One philosophical thematics in which the Neoplatonic philosophers are likely to go well beyond any of their predecessors and competitors are self-reflexive relations. In here, too, they build upon the Classical and Hellenistic background, upon the Socratic call for self-knowledge, upon the both Platonic and Aristotelian question on whether the perceiver also perceives that she perceives, and the Peripatetic worry of whether the thinker thinks that he thinks. As was already mentioned, the Neoplatonists conceive of infallible knowledge through a self-reflexive relation of the knower also knowing that she knows. This part contains two studies that concentrate on this area in different ways. Aubry’s “Metaphysics of soul and self in Plotinus” (Chapter 20) reveals how Plotinus is capable of separating a notion of self from the notion of soul by elaborating on self-identification. Unlike soul, the self is “that which searches, examines and decides these questions: whatever can it be?” (Enn. I.1[53].1.9–11).
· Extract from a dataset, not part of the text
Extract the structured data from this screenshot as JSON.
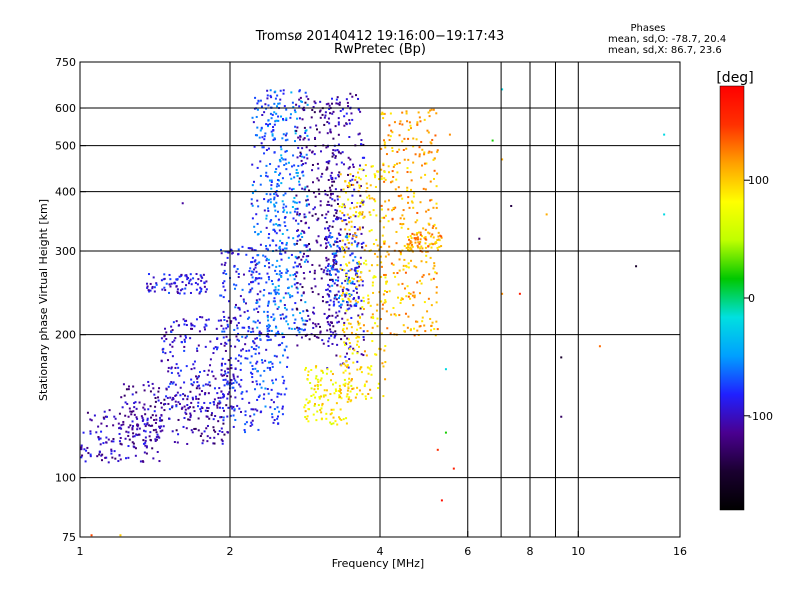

Plotinus’ originality lies in the conceptual distinction between a reflexive subject and that of a subject of attribution.

In “Perceptual awareness in the ancient commentators” (Chapter 21), Lautner explores a temporally later discussion on a cognitively more basic level of self-reflexivity, the notion of perception of perception. Like Schroeder, he follows a thread from Alexander of Aphrodisias to Neoplatonism, the Neoplatonic commentators. What we can witness is a rich and intricate discussion in which perceptual awareness is sometimes located in another faculty or the soul as a whole, sometimes seen as included in the perceptual act itself. In this Neoplatonic discussion, surprisingly many of the elements in today’s philosophical treatments on awareness and self-awareness are anticipated: the division between awareness of the object (“content”) and of the activity of perceiving; the question of whether the latter is included in the former or not; and if it is not, whether the higher order awareness is conceptual or perceptual in nature.

NOTES

1.  The situation will certainly change in the near future because of the availability of interesting source materials in Sorabji (2004–2005), the translations of some key primary texts (especially the commentaries on Aristotle’s de Anima) in the Ancient Commentators on Aristotle series, as well as other similar advances within scholarship, like the new translation projects of Plotinus by Parmenides Press (English), Cerf (French) and Edizioni Plus (Italian).

2.  Here the list of scholarship is actually longer than can be given in this context. Some of the important examples include: Blumenthal (1971a), Emilsson (1988, 2007), Gurtler (2005), Schiaparelli (2009), Kalligas (2011), Chiaradonna (2012b).

3.  Steel (1978, 1997a) and the translation and commentary of Iamblichus’ de Anima by Finamore & Dillon (2002), for example, are crucial. Cf. e.g. Opsomer (2006a, 2006b), Gritti (2008), Perkams (2008); on Proclus, Chlup (2012) is also useful in general.

4.  There is a new, important study on concept-formation by Helmig (2012).

5.  For more discussion on the soul’s presence in the body, see Kalligas (2012).